I normally try to do this post right around new year, but I didn’t. I’m not sure if I was still trying to process everything that happened last year or if I was too busy trying to move on into 2023. Either way, here it is: my reflections on a roller coaster, gut wrenching year with many emotional highs and lows. This year brought me closer to some dreams and shattered others.
Roses
I accomplished many goals that I set for myself in 2022 and demonstrated that hard work (with a dose of spontaneity and flexibility) pays off:
- I graduated with my masters degree! This was one of the goals I set for myself in 2022.
- I got a paper accepted into one of the best robotics conferences: IEEE/RSJ International Conference on Intelligent Robots and Systems (IROS). All told, I completed grad school with 4 publications (2 first authors), 2 patent applications, and 1 conference talk. Not bad for 18 months work!
- I joined a robotics startup. I have dreamed of being part of a startup since 2013 and I am extremely excited to be able to take this leap and join an amazing new team.
- I travelled the country along the entirety of Route 66.
- I visited 11 national parks (Joshua Tree, Death Valley, Kings Canyon, Sequoyah, Yosemite, Pinnacles, Badlands, Wind Caves, Petrified Forest, Crater Lake, and Gateway Arch).
- I had a solid set of friends who supported me when I needed it and I am really grateful.
Thorns
I never enjoy making snap decisions under pressure, and I made some bad ones this year. My values were challenged and my ego bruised. I’m still not sure what the lasting impact of these events will be:
- My romantic life imploded and it hurt. I lurched forward too soon, I sent shrapnel everywhere, and had to pick up the pieces.
- Family drama from 2012 resurfaced and it really hurt, too. Despite emotional manipulation and threats of physical violence, I reinforced my boundaries and decided to move forward by living the life I wanted to live.
- A cousin committed suicide. This came as a real shock and hit me doubly hard given the other family drama.
- My savings evaporated between a stock market slump and expenditures to transition out of grad school. The economic turmoil added to my stress and I felt pressure to make decisions quickly.
- I was rear ended in my first car crash, though all parties walked away without physical injuries.
- Throughout this roller coaster, I felt burnt out and used. Instead of leaning on friends for support, I disconnected and retreated into my shell.

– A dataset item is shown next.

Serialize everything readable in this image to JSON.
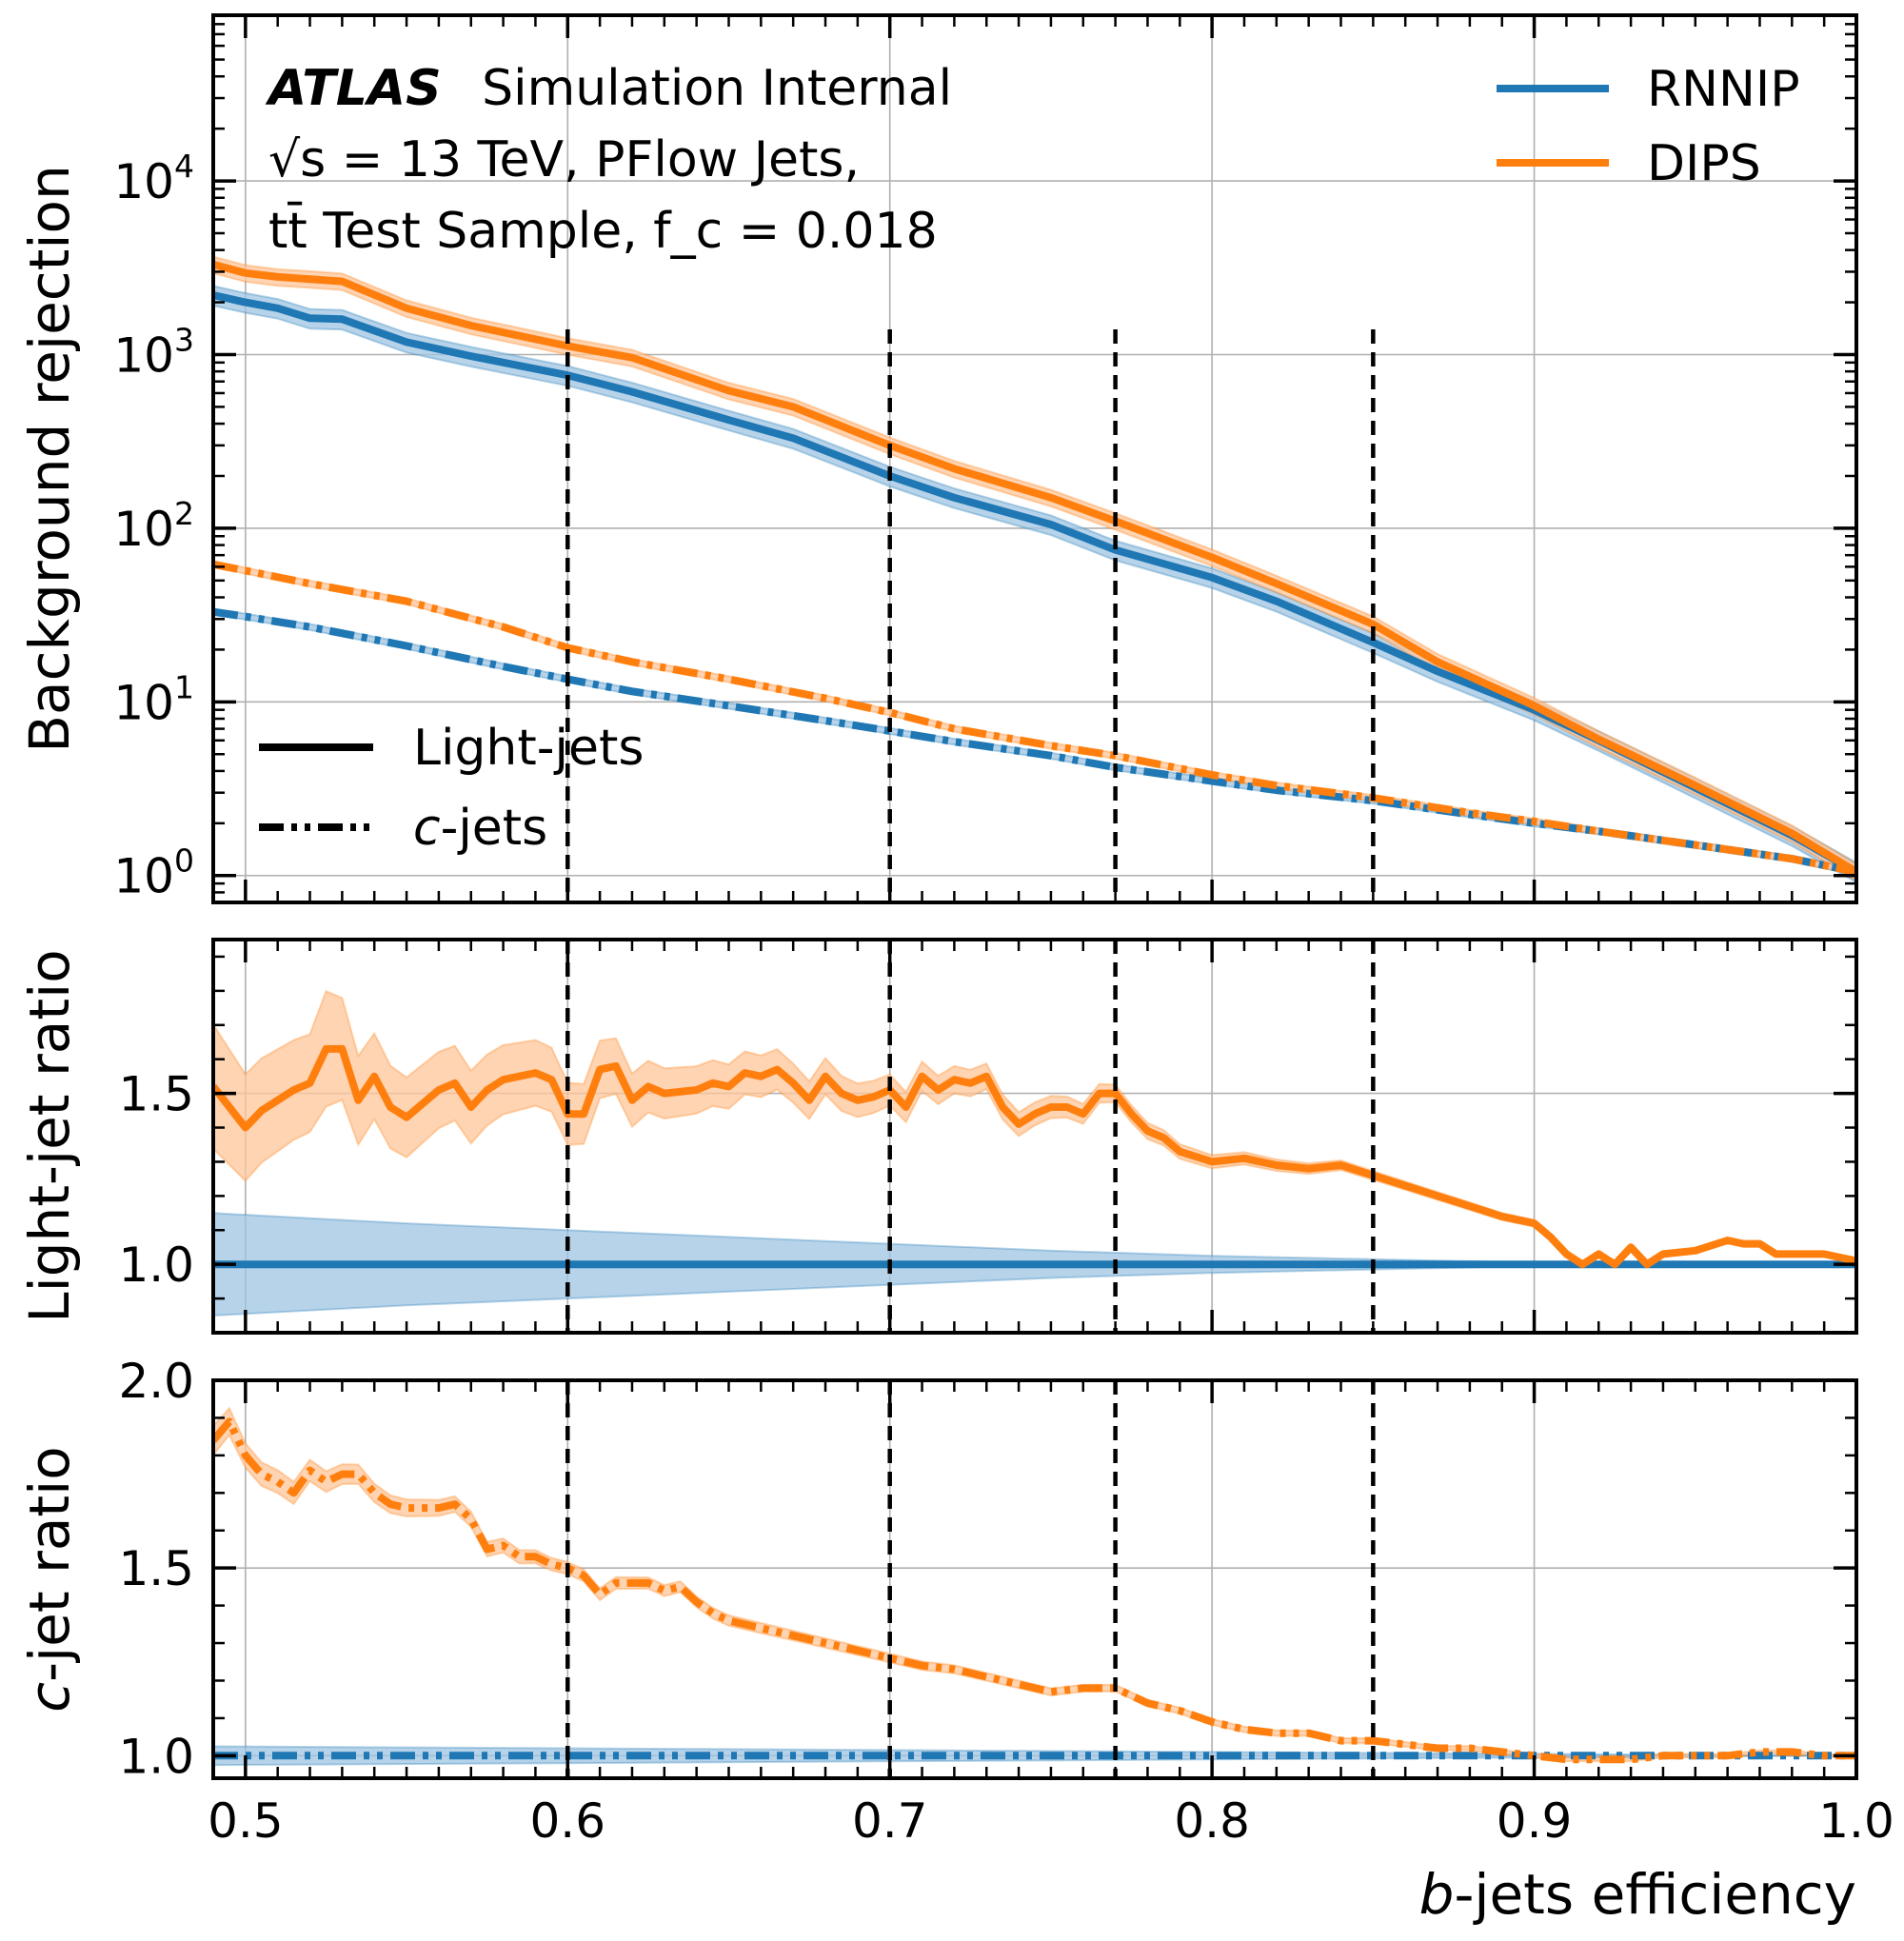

- The loneliness from crumbling {romantic, friendly, and family} relationships sunk in deeply after moving 100’s of miles away from where I’ve lived for the past 20+ years.
Buds
Despite the turmoil, I made it through the year and am now focused on recharging, repairing, and rebuilding. This year (2023) is a new chapter with new beginnings.
- I look forward to focusing on myself and finding ways to improve my emotional health and physical fitness. Let’s see if I can keep my momentum going at the rock climbing gym!
- After finishing grad school and transitioning into a new field as a software engineer, I am excited about more professional development and career growth with a great new team.
- I overcorrected in establishing and setting my boundaries last year, and this year I want to focus on maintaining healthy relationships.
- I have plans to go backpacking with some friends in the Sierra Nevada Mountains later this year. Going on a big backpacking trip was one of the goals I missed last year, and I’m glad I have a crew ready to go this year.
- Assuming no major upsets, I am on track to finally be debt free by the end of this year!
- This is a year I will likely spend living in the moment while I set new goals for the next decade of my life. I can’t wait to see where that will take me.
So, here it is: my future! The journey down the rabbit hole continues.